Liver Transplantation Studies Using a Canine Model: A Zoom on the Intermediate Filaments of the Cytoskeleton of the Hepatocytes

Acute and chronic liver failure can be tackled using liver transplantation. Graft dysfunction is still a challenge in 21st century. It affects up to one-third of the recipients, notwithstanding good to excellent long-term outcome have been reported.
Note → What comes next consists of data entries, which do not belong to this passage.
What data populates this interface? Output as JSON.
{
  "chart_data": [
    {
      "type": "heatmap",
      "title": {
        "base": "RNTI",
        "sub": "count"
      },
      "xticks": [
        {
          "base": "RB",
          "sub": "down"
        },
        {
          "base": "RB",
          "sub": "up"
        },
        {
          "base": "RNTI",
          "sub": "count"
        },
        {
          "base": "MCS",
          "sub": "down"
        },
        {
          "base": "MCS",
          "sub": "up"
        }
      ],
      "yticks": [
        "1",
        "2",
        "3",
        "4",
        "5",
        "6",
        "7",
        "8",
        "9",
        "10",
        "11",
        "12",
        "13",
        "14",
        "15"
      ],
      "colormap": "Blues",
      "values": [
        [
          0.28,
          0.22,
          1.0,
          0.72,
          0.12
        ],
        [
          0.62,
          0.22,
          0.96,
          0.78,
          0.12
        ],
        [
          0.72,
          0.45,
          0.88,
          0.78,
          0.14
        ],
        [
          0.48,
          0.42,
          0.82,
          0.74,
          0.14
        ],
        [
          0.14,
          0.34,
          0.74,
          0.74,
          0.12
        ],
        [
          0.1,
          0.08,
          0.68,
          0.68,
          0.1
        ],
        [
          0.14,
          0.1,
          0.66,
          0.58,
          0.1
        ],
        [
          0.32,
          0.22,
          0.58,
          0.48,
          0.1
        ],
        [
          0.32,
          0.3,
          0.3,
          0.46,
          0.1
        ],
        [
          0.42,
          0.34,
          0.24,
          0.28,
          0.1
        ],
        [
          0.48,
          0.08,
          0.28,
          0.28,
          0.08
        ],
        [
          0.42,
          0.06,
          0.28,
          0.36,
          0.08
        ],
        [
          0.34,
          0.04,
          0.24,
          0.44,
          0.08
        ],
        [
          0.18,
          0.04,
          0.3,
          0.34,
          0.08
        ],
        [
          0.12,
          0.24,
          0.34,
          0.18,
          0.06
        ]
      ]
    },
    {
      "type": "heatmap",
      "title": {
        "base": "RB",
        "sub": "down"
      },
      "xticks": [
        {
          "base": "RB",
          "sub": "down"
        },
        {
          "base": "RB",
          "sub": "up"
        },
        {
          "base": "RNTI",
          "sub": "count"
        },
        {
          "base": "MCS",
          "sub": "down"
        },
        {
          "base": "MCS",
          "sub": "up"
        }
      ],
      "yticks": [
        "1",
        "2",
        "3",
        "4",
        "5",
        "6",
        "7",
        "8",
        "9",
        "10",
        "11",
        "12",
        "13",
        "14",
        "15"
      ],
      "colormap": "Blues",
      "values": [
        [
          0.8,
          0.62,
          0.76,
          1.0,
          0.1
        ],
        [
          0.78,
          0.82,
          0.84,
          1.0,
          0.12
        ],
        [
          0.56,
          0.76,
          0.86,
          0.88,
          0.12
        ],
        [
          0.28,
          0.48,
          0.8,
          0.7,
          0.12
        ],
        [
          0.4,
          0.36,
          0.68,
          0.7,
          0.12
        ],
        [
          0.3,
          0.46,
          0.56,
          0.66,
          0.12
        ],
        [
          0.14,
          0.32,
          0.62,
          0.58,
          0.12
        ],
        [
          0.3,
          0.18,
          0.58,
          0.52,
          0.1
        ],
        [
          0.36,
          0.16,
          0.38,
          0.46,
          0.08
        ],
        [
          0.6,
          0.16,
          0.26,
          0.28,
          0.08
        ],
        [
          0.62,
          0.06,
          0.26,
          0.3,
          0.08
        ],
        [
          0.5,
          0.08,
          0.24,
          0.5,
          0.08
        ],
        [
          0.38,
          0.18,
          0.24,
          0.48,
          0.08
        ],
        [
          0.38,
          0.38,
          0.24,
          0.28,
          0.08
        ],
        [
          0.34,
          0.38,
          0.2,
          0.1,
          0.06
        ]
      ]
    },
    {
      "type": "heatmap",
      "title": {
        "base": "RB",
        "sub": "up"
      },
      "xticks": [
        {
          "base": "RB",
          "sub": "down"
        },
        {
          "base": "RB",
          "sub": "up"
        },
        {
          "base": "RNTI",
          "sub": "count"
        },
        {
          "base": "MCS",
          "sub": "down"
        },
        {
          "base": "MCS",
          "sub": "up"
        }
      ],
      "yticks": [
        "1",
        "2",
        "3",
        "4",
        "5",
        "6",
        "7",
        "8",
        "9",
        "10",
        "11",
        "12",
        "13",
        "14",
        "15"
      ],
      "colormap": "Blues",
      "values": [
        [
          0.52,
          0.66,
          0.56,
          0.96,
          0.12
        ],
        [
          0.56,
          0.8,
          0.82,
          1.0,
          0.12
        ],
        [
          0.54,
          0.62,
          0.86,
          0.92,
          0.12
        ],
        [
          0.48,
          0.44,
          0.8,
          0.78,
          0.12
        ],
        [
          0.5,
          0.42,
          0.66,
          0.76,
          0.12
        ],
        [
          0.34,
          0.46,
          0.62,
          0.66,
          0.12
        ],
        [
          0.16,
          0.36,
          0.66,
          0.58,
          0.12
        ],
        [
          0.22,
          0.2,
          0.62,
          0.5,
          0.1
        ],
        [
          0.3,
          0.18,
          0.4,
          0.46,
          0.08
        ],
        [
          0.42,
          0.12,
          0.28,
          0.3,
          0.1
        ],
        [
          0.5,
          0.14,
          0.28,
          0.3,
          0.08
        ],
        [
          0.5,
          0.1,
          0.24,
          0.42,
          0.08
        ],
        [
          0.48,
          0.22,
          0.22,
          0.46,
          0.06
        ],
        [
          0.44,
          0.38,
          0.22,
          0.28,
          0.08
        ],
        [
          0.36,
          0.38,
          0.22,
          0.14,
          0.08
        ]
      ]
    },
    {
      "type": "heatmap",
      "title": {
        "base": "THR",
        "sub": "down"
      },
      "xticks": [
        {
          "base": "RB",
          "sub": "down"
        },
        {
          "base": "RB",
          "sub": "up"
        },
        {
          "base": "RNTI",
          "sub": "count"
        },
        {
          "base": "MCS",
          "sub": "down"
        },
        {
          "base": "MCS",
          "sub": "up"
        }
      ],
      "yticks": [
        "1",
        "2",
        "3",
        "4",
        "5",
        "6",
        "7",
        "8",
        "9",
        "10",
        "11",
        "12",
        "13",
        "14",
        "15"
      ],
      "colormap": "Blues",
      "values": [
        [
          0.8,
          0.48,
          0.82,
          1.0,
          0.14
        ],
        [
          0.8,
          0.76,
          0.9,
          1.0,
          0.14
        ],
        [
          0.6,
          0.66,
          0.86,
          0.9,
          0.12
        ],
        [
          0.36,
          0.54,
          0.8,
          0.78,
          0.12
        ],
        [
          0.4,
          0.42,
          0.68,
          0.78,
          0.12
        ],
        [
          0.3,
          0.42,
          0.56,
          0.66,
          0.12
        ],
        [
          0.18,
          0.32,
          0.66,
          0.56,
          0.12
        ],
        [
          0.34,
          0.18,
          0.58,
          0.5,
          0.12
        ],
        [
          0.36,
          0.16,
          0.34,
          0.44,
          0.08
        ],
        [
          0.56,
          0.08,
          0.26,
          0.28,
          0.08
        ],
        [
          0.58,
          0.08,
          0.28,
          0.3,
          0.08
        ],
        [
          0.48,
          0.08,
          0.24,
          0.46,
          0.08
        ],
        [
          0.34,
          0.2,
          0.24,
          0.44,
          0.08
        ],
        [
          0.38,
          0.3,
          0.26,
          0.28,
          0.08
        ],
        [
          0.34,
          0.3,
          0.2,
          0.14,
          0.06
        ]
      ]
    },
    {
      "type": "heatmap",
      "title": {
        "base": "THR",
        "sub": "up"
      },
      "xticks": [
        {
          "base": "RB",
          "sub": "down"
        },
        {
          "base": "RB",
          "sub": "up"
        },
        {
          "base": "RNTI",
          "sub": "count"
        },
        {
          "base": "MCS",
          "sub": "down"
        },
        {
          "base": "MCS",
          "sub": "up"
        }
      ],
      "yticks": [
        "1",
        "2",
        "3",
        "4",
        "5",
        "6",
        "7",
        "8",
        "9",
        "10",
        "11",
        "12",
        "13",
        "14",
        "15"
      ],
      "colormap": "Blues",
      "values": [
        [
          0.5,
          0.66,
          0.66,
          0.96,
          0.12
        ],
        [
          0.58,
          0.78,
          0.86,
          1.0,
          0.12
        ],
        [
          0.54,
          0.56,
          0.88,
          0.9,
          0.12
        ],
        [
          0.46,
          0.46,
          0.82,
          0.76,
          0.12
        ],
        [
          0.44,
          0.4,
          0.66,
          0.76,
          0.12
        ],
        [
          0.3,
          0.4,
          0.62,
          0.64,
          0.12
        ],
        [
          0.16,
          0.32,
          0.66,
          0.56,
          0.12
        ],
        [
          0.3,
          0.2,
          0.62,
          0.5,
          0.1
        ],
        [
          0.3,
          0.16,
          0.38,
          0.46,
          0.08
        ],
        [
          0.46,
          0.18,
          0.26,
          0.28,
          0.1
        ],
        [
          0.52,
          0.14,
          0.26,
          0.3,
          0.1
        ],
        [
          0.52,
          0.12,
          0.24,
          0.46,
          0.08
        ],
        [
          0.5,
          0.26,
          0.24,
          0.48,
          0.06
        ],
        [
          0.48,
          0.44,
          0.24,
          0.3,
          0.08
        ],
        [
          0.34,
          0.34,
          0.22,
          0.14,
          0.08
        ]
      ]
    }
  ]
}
At the time of the writing of this chapter, the etiologic investigation of the organ dysfunction has revealed a multifactorial background. Despite the multifactorial causes, ischemia and reperfusion (I/R) injury is probably the most important contributing factor for organ dysfunction. Cholestasis, i.e., the stoppage or reduction of bile flow with or without bile duct loss or ductopenia and biliary ductular proliferations are frequent accompanying factors in I/R injury. However, they can be misleading, and they can also be present in other graft dysfunction conditions. Biliary marker levels increase usually as early as 5 days after transplantation. In this chapter, we reviewed a liver transplantation model as I/R injury model to study in detail the intermediate filaments of the cytoskeleton. We indicate that the phenotypic switch of the hepatocytes occurs earlier than frank cholestasis. We suggest that targeting this phenotypical switch of the liver cells may contribute to the savage or better outcome of the liver graft.